Robin Williams' plan...(Hard to argue with this logic!)
Then it continues with a ten point plan which in effect has the US, UK, Canada, and Australia saying "screw you" to the rest of the world. The plan itself was clearly unworkable, and my original thought was that here was another celebrity shooting off their mouth on a topic on which they have absolutely no expertise. The one thing which made me pause was that this rant wasn't funny. If it really was Robin Williams, I would have expected him to be funny, even discussing politics. And of course, this e-mail too was bogus.
The originators of this e-mail would have gotten a two for one deal. On the one hand, they get to send their jingoistic message out, and on the other hand they get to attribute it to Robin Williams -- a comedian who would not hesitate to mock this kind of stupidity.
I have written about this kind of message before. The process whereby these messages get out very much resembles a viral marketing campaign. Neither of the individuals who sent me these e-mails are drooling redneck idiots, nor are they unreasonable people. The message of hate, and the untruths, are buried underneath the ostensibly reasonable initial premise. Their target is the person whose circumstances lead him to be angry over "Happy Holidays" rather than "Merry Christmas", completely forgetting the religious and cultural values of acceptance of diversity.
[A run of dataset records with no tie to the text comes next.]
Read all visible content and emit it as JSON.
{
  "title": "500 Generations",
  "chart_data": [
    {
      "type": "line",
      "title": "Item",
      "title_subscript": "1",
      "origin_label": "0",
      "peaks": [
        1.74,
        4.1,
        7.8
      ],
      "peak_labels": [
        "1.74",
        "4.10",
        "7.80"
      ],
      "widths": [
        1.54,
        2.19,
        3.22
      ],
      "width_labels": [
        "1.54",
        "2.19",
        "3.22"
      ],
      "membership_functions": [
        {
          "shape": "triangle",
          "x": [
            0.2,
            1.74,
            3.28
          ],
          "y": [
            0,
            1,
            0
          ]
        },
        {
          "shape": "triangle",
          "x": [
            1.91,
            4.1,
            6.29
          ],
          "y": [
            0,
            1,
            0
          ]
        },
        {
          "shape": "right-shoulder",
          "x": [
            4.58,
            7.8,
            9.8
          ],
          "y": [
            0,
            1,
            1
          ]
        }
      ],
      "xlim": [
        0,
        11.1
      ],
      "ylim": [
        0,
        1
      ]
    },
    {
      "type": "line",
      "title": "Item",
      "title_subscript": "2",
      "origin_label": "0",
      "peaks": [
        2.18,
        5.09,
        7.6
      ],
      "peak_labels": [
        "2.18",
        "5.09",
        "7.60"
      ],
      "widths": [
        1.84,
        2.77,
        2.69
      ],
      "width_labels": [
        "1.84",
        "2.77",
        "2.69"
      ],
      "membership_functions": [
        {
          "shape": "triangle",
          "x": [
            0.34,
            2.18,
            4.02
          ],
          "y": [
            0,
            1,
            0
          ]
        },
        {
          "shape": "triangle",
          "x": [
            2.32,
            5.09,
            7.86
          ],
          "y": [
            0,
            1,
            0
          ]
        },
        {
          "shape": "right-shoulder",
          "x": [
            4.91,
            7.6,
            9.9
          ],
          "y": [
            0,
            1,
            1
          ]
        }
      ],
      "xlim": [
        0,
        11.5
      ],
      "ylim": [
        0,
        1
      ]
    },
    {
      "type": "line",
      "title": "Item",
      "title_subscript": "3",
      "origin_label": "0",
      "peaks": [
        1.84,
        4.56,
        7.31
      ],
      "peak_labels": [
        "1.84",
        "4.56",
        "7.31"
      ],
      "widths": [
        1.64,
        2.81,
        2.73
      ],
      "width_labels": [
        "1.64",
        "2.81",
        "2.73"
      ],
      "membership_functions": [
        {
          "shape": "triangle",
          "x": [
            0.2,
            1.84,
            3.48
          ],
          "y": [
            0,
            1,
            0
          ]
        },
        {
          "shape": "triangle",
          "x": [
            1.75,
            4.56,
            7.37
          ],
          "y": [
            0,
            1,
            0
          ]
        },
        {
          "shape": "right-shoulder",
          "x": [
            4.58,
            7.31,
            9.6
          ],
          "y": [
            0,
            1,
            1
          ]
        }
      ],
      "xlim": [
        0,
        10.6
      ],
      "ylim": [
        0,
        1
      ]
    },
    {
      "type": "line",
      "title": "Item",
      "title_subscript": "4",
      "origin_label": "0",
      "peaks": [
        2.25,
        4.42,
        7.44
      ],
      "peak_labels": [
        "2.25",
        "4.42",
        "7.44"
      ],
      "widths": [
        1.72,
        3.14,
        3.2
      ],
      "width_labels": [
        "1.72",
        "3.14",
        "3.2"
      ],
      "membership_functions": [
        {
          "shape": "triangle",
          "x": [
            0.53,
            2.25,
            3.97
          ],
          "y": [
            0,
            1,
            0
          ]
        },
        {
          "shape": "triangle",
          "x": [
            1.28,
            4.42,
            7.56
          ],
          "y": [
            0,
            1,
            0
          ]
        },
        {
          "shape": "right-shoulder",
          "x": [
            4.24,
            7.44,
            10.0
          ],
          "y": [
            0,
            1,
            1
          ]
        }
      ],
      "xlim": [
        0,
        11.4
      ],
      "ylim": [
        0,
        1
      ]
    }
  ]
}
I have no big answers, but for me, this is how we can fight back against those who lie to us and who try to drag down our spirit. If my world is the sum of the small decencies that my family and friends do for each other, then I can extend my world through small decencies for my neighbour, for strangers. If nothing else, each such act is a thumbing of the nose against those who would spread hatred and lies and so drive us apart.
1 comment:
Great post. You should shop it around to some newspapers.